($a$ real number) So if $\frac{1}{4}<a<\frac{1}{3}$ prove that $\frac{10}9<R(a)<\frac{11}{6}$
where R(x)=$(2x-1)(x+1)(x-3)=2x^3-5x^2-4x+3$
So my idea was to do the same operations in $R(x)$ to $a$, I mean:
$$...<2a^3<...\\ ...<-5a^2<... \\ ...<-4x<... \\ ...<3<...$$ then I combine all of them. But this method takes lot of paper and a lot of time and I'm not sure if I will get a precise result. So is there a more efficient way to do it. Thank you in advance
On
$R(x)$ can be differentiated to yield the slope which is $R'(x) = 6x^2- 10x -4$. Notice that $x=2$ is a root of this quadratic. Let $R'(x)=k(x-a)(x-b)$ It is easy to see that $kab=-4$ where $k=6$, thus the other root is $\frac{-4}{ka}=\frac{-1}{3}$. Thus the derivative is negative between $x=-\frac{1}{3}$ and $x=2$. Thus the function is monotonically decreasing. You only need to plug in the values of $\frac{1}{4}$ and $\frac{1}{3}$ to find the upper and lower bounds respectively. Hope that helps. Have a graph of the function to help visualize.
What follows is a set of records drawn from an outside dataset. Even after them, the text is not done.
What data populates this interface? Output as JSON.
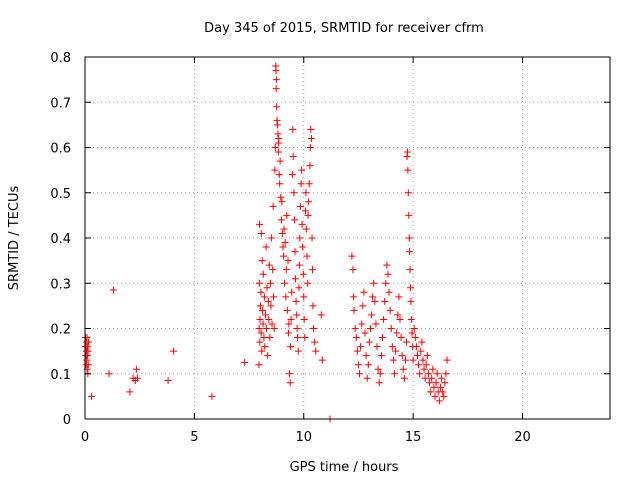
{
  "chart_data": {
    "type": "scatter",
    "title": "Day 345 of 2015, SRMTID for receiver cfrm",
    "xlabel": "GPS time / hours",
    "ylabel": "SRMTID / TECUs",
    "xlim": [
      0,
      24
    ],
    "ylim": [
      0,
      0.8
    ],
    "xticks": [
      0,
      5,
      10,
      15,
      20
    ],
    "yticks": [
      0,
      0.1,
      0.2,
      0.3,
      0.4,
      0.5,
      0.6,
      0.7,
      0.8
    ],
    "grid": true,
    "marker": "+",
    "color": "#ff0000",
    "series": [
      {
        "name": "SRMTID",
        "points": [
          [
            0.02,
            0.18
          ],
          [
            0.03,
            0.16
          ],
          [
            0.04,
            0.14
          ],
          [
            0.05,
            0.12
          ],
          [
            0.06,
            0.17
          ],
          [
            0.07,
            0.15
          ],
          [
            0.08,
            0.13
          ],
          [
            0.09,
            0.18
          ],
          [
            0.1,
            0.11
          ],
          [
            0.11,
            0.16
          ],
          [
            0.12,
            0.14
          ],
          [
            0.13,
            0.1
          ],
          [
            0.14,
            0.15
          ],
          [
            0.15,
            0.12
          ],
          [
            0.16,
            0.17
          ],
          [
            0.3,
            0.05
          ],
          [
            1.1,
            0.1
          ],
          [
            1.3,
            0.285
          ],
          [
            2.05,
            0.06
          ],
          [
            2.2,
            0.09
          ],
          [
            2.3,
            0.085
          ],
          [
            2.35,
            0.11
          ],
          [
            2.4,
            0.09
          ],
          [
            3.8,
            0.085
          ],
          [
            4.05,
            0.15
          ],
          [
            5.8,
            0.05
          ],
          [
            7.3,
            0.125
          ],
          [
            7.95,
            0.12
          ],
          [
            7.96,
            0.2
          ],
          [
            7.97,
            0.3
          ],
          [
            7.98,
            0.43
          ],
          [
            7.99,
            0.17
          ],
          [
            8.0,
            0.22
          ],
          [
            8.02,
            0.25
          ],
          [
            8.04,
            0.28
          ],
          [
            8.05,
            0.19
          ],
          [
            8.06,
            0.41
          ],
          [
            8.08,
            0.15
          ],
          [
            8.1,
            0.35
          ],
          [
            8.12,
            0.24
          ],
          [
            8.14,
            0.21
          ],
          [
            8.15,
            0.32
          ],
          [
            8.18,
            0.18
          ],
          [
            8.2,
            0.27
          ],
          [
            8.22,
            0.16
          ],
          [
            8.25,
            0.23
          ],
          [
            8.28,
            0.38
          ],
          [
            8.3,
            0.2
          ],
          [
            8.32,
            0.29
          ],
          [
            8.35,
            0.14
          ],
          [
            8.38,
            0.26
          ],
          [
            8.4,
            0.22
          ],
          [
            8.42,
            0.34
          ],
          [
            8.45,
            0.18
          ],
          [
            8.48,
            0.3
          ],
          [
            8.5,
            0.25
          ],
          [
            8.52,
            0.4
          ],
          [
            8.55,
            0.21
          ],
          [
            8.58,
            0.33
          ],
          [
            8.6,
            0.47
          ],
          [
            8.62,
            0.27
          ],
          [
            8.65,
            0.2
          ],
          [
            8.68,
            0.55
          ],
          [
            8.7,
            0.6
          ],
          [
            8.72,
            0.78
          ],
          [
            8.73,
            0.77
          ],
          [
            8.74,
            0.73
          ],
          [
            8.75,
            0.75
          ],
          [
            8.76,
            0.69
          ],
          [
            8.78,
            0.66
          ],
          [
            8.8,
            0.65
          ],
          [
            8.82,
            0.63
          ],
          [
            8.84,
            0.59
          ],
          [
            8.85,
            0.61
          ],
          [
            8.86,
            0.62
          ],
          [
            8.88,
            0.54
          ],
          [
            8.9,
            0.52
          ],
          [
            8.92,
            0.57
          ],
          [
            8.95,
            0.49
          ],
          [
            8.98,
            0.44
          ],
          [
            9.0,
            0.48
          ],
          [
            9.02,
            0.41
          ],
          [
            9.05,
            0.38
          ],
          [
            9.08,
            0.36
          ],
          [
            9.1,
            0.42
          ],
          [
            9.12,
            0.3
          ],
          [
            9.15,
            0.39
          ],
          [
            9.18,
            0.27
          ],
          [
            9.2,
            0.33
          ],
          [
            9.22,
            0.45
          ],
          [
            9.25,
            0.24
          ],
          [
            9.28,
            0.35
          ],
          [
            9.3,
            0.19
          ],
          [
            9.32,
            0.21
          ],
          [
            9.35,
            0.1
          ],
          [
            9.38,
            0.08
          ],
          [
            9.4,
            0.16
          ],
          [
            9.42,
            0.22
          ],
          [
            9.45,
            0.28
          ],
          [
            9.48,
            0.54
          ],
          [
            9.5,
            0.64
          ],
          [
            9.52,
            0.58
          ],
          [
            9.55,
            0.5
          ],
          [
            9.58,
            0.44
          ],
          [
            9.6,
            0.37
          ],
          [
            9.62,
            0.31
          ],
          [
            9.65,
            0.26
          ],
          [
            9.68,
            0.23
          ],
          [
            9.7,
            0.2
          ],
          [
            9.72,
            0.18
          ],
          [
            9.75,
            0.15
          ],
          [
            9.78,
            0.29
          ],
          [
            9.8,
            0.34
          ],
          [
            9.82,
            0.4
          ],
          [
            9.85,
            0.47
          ],
          [
            9.88,
            0.52
          ],
          [
            9.9,
            0.55
          ],
          [
            9.92,
            0.43
          ],
          [
            9.95,
            0.38
          ],
          [
            9.98,
            0.32
          ],
          [
            10.0,
            0.27
          ],
          [
            10.02,
            0.22
          ],
          [
            10.05,
            0.18
          ],
          [
            10.08,
            0.46
          ],
          [
            10.1,
            0.5
          ],
          [
            10.12,
            0.42
          ],
          [
            10.15,
            0.36
          ],
          [
            10.18,
            0.3
          ],
          [
            10.2,
            0.45
          ],
          [
            10.22,
            0.48
          ],
          [
            10.25,
            0.52
          ],
          [
            10.28,
            0.56
          ],
          [
            10.3,
            0.6
          ],
          [
            10.32,
            0.64
          ],
          [
            10.35,
            0.62
          ],
          [
            10.38,
            0.4
          ],
          [
            10.4,
            0.33
          ],
          [
            10.42,
            0.25
          ],
          [
            10.45,
            0.2
          ],
          [
            10.5,
            0.17
          ],
          [
            10.55,
            0.15
          ],
          [
            10.8,
            0.23
          ],
          [
            10.85,
            0.13
          ],
          [
            11.2,
            0.0
          ],
          [
            12.2,
            0.36
          ],
          [
            12.25,
            0.33
          ],
          [
            12.28,
            0.27
          ],
          [
            12.3,
            0.24
          ],
          [
            12.35,
            0.2
          ],
          [
            12.4,
            0.18
          ],
          [
            12.45,
            0.15
          ],
          [
            12.5,
            0.12
          ],
          [
            12.55,
            0.1
          ],
          [
            12.6,
            0.16
          ],
          [
            12.65,
            0.21
          ],
          [
            12.7,
            0.25
          ],
          [
            12.75,
            0.28
          ],
          [
            12.8,
            0.19
          ],
          [
            12.85,
            0.14
          ],
          [
            12.9,
            0.09
          ],
          [
            12.95,
            0.12
          ],
          [
            13.0,
            0.17
          ],
          [
            13.05,
            0.2
          ],
          [
            13.1,
            0.23
          ],
          [
            13.15,
            0.27
          ],
          [
            13.2,
            0.3
          ],
          [
            13.25,
            0.26
          ],
          [
            13.3,
            0.21
          ],
          [
            13.35,
            0.16
          ],
          [
            13.4,
            0.11
          ],
          [
            13.45,
            0.08
          ],
          [
            13.5,
            0.1
          ],
          [
            13.55,
            0.14
          ],
          [
            13.6,
            0.18
          ],
          [
            13.65,
            0.22
          ],
          [
            13.7,
            0.26
          ],
          [
            13.75,
            0.3
          ],
          [
            13.8,
            0.34
          ],
          [
            13.85,
            0.32
          ],
          [
            13.9,
            0.28
          ],
          [
            13.95,
            0.24
          ],
          [
            14.0,
            0.2
          ],
          [
            14.05,
            0.16
          ],
          [
            14.1,
            0.13
          ],
          [
            14.15,
            0.1
          ],
          [
            14.2,
            0.15
          ],
          [
            14.25,
            0.19
          ],
          [
            14.3,
            0.23
          ],
          [
            14.35,
            0.27
          ],
          [
            14.4,
            0.22
          ],
          [
            14.45,
            0.18
          ],
          [
            14.5,
            0.14
          ],
          [
            14.55,
            0.11
          ],
          [
            14.6,
            0.09
          ],
          [
            14.65,
            0.13
          ],
          [
            14.7,
            0.17
          ],
          [
            14.72,
            0.58
          ],
          [
            14.74,
            0.59
          ],
          [
            14.76,
            0.55
          ],
          [
            14.78,
            0.5
          ],
          [
            14.8,
            0.45
          ],
          [
            14.82,
            0.4
          ],
          [
            14.84,
            0.37
          ],
          [
            14.86,
            0.33
          ],
          [
            14.88,
            0.29
          ],
          [
            14.9,
            0.26
          ],
          [
            14.92,
            0.22
          ],
          [
            14.95,
            0.19
          ],
          [
            14.98,
            0.16
          ],
          [
            15.0,
            0.13
          ],
          [
            15.05,
            0.2
          ],
          [
            15.1,
            0.18
          ],
          [
            15.15,
            0.16
          ],
          [
            15.2,
            0.14
          ],
          [
            15.25,
            0.12
          ],
          [
            15.3,
            0.1
          ],
          [
            15.35,
            0.15
          ],
          [
            15.4,
            0.17
          ],
          [
            15.45,
            0.13
          ],
          [
            15.5,
            0.11
          ],
          [
            15.55,
            0.09
          ],
          [
            15.6,
            0.12
          ],
          [
            15.65,
            0.14
          ],
          [
            15.7,
            0.1
          ],
          [
            15.75,
            0.08
          ],
          [
            15.8,
            0.06
          ],
          [
            15.85,
            0.09
          ],
          [
            15.9,
            0.11
          ],
          [
            15.95,
            0.07
          ],
          [
            16.0,
            0.05
          ],
          [
            16.05,
            0.08
          ],
          [
            16.1,
            0.1
          ],
          [
            16.15,
            0.06
          ],
          [
            16.2,
            0.04
          ],
          [
            16.25,
            0.07
          ],
          [
            16.3,
            0.09
          ],
          [
            16.35,
            0.06
          ],
          [
            16.4,
            0.05
          ],
          [
            16.45,
            0.08
          ],
          [
            16.5,
            0.1
          ],
          [
            16.55,
            0.13
          ]
        ]
      }
    ]
  }
}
Here's an alternate way to get the root, we'll call the derivative $g(x)$
$g(x) = 6x^2 - 10x - 4$
$g(x) = 6x^2 - 12 x + 2x - 4$
$g(x) = 6x(x-2) + 2(x-2)$
$g(x) = (x-2)(6x+2)$
Putting $g(x)=0$,
$(x-2) = 0 $ OR $(6x+2)=0$ [Either one of the factors must be zero]
$x=2$ OR $x=-\frac{1}{3}$
Hint:
If $p>0$ then from $\frac{1}{4}<a<\frac{1}{3}$ it follows directly that $\frac{p}{4}+q<pa+q<\frac{p}{3}+q$. You could apply that on the factors $2a-1$, $a+1$ and $a-3$. Based on these restrictions conclusions are possible (I hope, and didn't check that) for the product.